Ms. Zhou, the parent of one of the child victims, said in an interview with The Epoch Times that their situation improved after the protest on April 30. “We all went in to see our children last night and this morning, and their situations have improved.”
One parent said her child’s windpipe was severed, but surgery was performed yesterday, and the child is now awake. “We were allowed to visit this morning, and there were two other children with the same condition. A few severely injured children are in the intensive-care unit, but the others are in regular hospital rooms.”
Although authorities continue to claim that there were no deaths, a doctor was quoted by The Beijing News saying that three children have been declared dead. Personal blog entries on the Internet claim there were four to eight deaths.
The Taixing authorities said the knifeman is an unemployed local resident whose motive remains unknown. However, xinmin.cn carried reports of local residents who said the man was angry because of the small amount of compensation he received after his home was demolished.
Low Media Profile
Because Expo 2010 is opening, media have been instructed to keep a low profile on reporting this incident. Local residents said that even major newspapers like Yangtse Evening Post and Modern Express had not reported this news.
A revealing notice that was sent to China’s sina.com was posted on the Internet: “We were instructed to use sources from Xinhua News Agency for the kindergarten killings in Taixing. Since Expo 2010 is approaching, do not put this on the front page.” Internet discussion forums on the kindergarten assault were shut down immediately.
Meanwhile, another assault was unfolding April 30 in the city of Weifang in Shandong Province. Wang Yonglai, a 45-year-old resident, was angry over the demolition of the chicken farm he had just built. He entered Shangzhuang Elementary School with a hammer and gasoline and attacked the students, injuring five. Wang then poured gasoline on himself and attempted to drag two students into the fire with him, only to have the students pulled away by the teachers at the last second. Wang burnt himself to death on the spot.
Local officials did not explain the reason for the assaults, but Wang’s neighbors have told Hong Kong media that Wang’s chicken farm, which had cost him his life savings, was demolished a few days ago.
China’s most popular blogger, writer, and new pop icon Han Han also expressed his anger: “I was just surprised that the Taizhou government tried to divert people’s attention by blocking the news, blocking the hospital, controlling the media, [and] forbidding parents from visiting their children. … Except for singing the praises of the World Expo, this is simply a routine, a habit the government has had for handling similar incidents.”
He continued, “You have been assaulted, yet your story did not even make it to the newspaper because, a few hundred kilometers away, they are holding a grand ceremony. Over there, just the fireworks have cost hundreds of millions of yuan.”

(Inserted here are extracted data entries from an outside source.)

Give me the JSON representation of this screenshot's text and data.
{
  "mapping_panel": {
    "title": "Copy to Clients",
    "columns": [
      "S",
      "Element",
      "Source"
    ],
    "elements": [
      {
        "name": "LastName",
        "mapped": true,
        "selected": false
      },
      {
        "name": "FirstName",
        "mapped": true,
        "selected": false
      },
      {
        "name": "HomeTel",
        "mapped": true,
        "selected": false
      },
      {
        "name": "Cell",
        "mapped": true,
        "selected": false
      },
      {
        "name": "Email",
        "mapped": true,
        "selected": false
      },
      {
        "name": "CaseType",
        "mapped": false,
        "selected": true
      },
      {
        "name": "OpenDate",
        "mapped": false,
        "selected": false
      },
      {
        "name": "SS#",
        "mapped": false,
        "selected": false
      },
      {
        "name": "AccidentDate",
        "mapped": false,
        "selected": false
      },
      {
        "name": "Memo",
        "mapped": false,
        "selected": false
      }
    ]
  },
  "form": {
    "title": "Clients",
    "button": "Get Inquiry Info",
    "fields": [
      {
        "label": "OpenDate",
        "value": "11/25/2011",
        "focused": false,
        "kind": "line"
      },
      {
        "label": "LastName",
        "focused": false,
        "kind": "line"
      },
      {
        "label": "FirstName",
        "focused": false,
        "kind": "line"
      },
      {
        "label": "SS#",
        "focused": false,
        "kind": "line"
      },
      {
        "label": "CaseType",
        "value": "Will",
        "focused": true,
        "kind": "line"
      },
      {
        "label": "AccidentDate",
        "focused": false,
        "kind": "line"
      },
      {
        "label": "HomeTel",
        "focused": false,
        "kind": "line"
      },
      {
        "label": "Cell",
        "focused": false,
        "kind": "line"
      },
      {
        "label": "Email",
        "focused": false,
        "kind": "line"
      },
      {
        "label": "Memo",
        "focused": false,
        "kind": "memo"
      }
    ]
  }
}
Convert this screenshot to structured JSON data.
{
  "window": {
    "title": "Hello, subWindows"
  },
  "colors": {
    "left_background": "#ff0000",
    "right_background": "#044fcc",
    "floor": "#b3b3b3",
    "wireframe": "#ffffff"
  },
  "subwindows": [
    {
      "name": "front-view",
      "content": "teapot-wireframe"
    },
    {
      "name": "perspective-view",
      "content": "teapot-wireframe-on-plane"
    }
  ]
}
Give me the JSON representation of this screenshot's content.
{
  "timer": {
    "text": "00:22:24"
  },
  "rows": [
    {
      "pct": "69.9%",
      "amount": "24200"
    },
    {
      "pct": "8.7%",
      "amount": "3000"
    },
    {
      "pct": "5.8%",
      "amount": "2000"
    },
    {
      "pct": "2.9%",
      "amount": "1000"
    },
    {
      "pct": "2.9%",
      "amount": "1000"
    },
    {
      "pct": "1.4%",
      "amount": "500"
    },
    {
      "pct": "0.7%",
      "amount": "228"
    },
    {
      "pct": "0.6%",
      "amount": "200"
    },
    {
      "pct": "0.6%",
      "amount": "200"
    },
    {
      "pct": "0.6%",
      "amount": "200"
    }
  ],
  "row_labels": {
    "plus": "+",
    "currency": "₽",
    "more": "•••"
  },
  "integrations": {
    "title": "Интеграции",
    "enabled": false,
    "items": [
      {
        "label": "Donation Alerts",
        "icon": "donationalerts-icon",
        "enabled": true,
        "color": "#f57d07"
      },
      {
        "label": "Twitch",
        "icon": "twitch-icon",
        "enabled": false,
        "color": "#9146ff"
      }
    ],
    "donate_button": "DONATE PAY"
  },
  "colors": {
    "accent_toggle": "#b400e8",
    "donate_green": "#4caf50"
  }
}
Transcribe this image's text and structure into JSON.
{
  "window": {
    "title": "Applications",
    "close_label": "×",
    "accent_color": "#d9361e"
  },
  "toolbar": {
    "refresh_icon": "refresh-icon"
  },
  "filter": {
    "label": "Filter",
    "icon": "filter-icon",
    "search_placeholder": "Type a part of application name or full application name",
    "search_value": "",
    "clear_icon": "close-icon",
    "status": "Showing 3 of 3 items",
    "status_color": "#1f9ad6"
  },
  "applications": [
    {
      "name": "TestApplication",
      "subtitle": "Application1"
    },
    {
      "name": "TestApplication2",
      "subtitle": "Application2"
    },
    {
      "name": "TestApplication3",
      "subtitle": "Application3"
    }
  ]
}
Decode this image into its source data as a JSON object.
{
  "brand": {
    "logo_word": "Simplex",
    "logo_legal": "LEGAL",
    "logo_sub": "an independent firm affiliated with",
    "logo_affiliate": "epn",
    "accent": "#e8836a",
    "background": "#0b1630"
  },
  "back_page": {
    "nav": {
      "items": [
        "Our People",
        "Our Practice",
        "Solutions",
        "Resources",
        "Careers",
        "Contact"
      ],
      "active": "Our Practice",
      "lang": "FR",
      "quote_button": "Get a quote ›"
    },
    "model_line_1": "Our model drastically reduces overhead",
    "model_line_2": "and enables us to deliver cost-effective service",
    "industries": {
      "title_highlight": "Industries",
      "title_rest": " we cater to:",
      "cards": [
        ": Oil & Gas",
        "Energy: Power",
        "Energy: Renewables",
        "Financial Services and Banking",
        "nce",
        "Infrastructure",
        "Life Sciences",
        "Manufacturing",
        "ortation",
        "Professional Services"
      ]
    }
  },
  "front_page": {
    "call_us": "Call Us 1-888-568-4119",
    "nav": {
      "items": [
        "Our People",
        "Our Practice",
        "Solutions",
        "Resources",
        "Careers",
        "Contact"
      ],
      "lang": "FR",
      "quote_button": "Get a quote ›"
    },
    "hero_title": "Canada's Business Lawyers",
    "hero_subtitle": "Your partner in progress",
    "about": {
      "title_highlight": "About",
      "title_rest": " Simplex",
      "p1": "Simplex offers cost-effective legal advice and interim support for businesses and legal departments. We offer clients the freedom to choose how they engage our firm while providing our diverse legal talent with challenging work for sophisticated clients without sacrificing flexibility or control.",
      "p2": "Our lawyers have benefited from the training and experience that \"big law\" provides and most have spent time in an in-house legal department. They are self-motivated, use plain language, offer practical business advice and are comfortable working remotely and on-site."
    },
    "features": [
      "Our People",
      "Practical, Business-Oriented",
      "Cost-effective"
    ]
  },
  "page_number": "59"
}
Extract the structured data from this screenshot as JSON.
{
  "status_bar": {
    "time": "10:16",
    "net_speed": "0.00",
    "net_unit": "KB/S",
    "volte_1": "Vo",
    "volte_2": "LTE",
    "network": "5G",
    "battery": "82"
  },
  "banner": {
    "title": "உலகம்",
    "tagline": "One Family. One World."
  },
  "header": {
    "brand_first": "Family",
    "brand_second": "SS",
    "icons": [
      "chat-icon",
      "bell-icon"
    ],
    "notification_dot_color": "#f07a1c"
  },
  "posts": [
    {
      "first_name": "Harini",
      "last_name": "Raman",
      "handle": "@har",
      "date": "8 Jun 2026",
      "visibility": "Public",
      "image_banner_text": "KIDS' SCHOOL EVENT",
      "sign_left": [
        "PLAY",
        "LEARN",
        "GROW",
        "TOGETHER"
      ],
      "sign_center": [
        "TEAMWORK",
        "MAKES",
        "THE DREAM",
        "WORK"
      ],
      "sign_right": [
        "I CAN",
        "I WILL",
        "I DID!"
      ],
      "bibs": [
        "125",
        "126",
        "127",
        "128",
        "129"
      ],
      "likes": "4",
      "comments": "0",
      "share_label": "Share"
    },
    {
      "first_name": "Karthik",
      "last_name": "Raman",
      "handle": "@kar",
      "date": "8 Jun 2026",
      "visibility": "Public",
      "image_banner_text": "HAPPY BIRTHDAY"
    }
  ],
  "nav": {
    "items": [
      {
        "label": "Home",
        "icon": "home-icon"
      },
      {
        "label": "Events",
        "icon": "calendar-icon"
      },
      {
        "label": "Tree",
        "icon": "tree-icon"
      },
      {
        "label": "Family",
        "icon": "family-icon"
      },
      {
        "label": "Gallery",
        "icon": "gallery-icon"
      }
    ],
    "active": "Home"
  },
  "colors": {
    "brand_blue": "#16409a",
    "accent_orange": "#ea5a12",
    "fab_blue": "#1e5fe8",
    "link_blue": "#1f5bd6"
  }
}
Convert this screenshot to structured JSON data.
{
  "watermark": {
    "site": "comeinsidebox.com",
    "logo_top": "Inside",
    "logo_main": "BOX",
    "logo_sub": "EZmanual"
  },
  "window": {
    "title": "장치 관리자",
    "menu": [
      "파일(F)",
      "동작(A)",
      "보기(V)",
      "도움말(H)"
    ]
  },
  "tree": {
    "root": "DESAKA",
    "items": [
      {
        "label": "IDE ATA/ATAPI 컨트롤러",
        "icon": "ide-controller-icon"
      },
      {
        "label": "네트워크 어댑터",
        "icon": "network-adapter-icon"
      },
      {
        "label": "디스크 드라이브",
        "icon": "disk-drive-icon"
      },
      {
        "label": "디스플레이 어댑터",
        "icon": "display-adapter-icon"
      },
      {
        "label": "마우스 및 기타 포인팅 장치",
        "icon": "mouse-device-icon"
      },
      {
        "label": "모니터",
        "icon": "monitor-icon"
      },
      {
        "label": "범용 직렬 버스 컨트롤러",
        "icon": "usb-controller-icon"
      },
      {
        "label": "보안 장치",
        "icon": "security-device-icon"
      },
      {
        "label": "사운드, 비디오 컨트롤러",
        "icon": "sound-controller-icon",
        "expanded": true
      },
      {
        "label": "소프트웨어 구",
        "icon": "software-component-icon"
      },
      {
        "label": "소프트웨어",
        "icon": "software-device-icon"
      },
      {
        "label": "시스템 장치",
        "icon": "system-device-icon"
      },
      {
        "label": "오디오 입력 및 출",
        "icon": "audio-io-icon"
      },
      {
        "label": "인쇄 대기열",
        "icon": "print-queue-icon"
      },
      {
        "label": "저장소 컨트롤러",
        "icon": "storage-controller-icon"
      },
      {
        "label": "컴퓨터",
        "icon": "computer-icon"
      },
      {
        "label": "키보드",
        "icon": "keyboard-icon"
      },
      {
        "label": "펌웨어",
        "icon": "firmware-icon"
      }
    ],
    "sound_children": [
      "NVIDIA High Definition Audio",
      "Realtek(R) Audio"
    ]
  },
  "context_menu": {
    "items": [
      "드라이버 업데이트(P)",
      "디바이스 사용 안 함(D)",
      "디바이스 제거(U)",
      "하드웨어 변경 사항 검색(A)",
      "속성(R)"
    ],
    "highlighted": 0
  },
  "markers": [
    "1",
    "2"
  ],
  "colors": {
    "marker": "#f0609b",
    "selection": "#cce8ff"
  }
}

However, Han Han’s post of May 2 was quickly blocked by the Chinese authorities. Readers can only see a link pointing to a blank article followed by thousands of Chinese bloggers’ comments, many of which have also been blocked. But the May 2 post is still being widely circulated by subscribers to his blog.
Sun Wenguang, a retired professor from Shandong, told The Epoch Times that violence against little children should be condemned. These kinds of repeated school killings might have something to do with disadvantaged groups in society having unresolved grievances, he said. “If they are plotting revenge on the society, we must find the reasons. Using death penalties to intimidate people is useless and only covers over the social conflicts without resolving them.”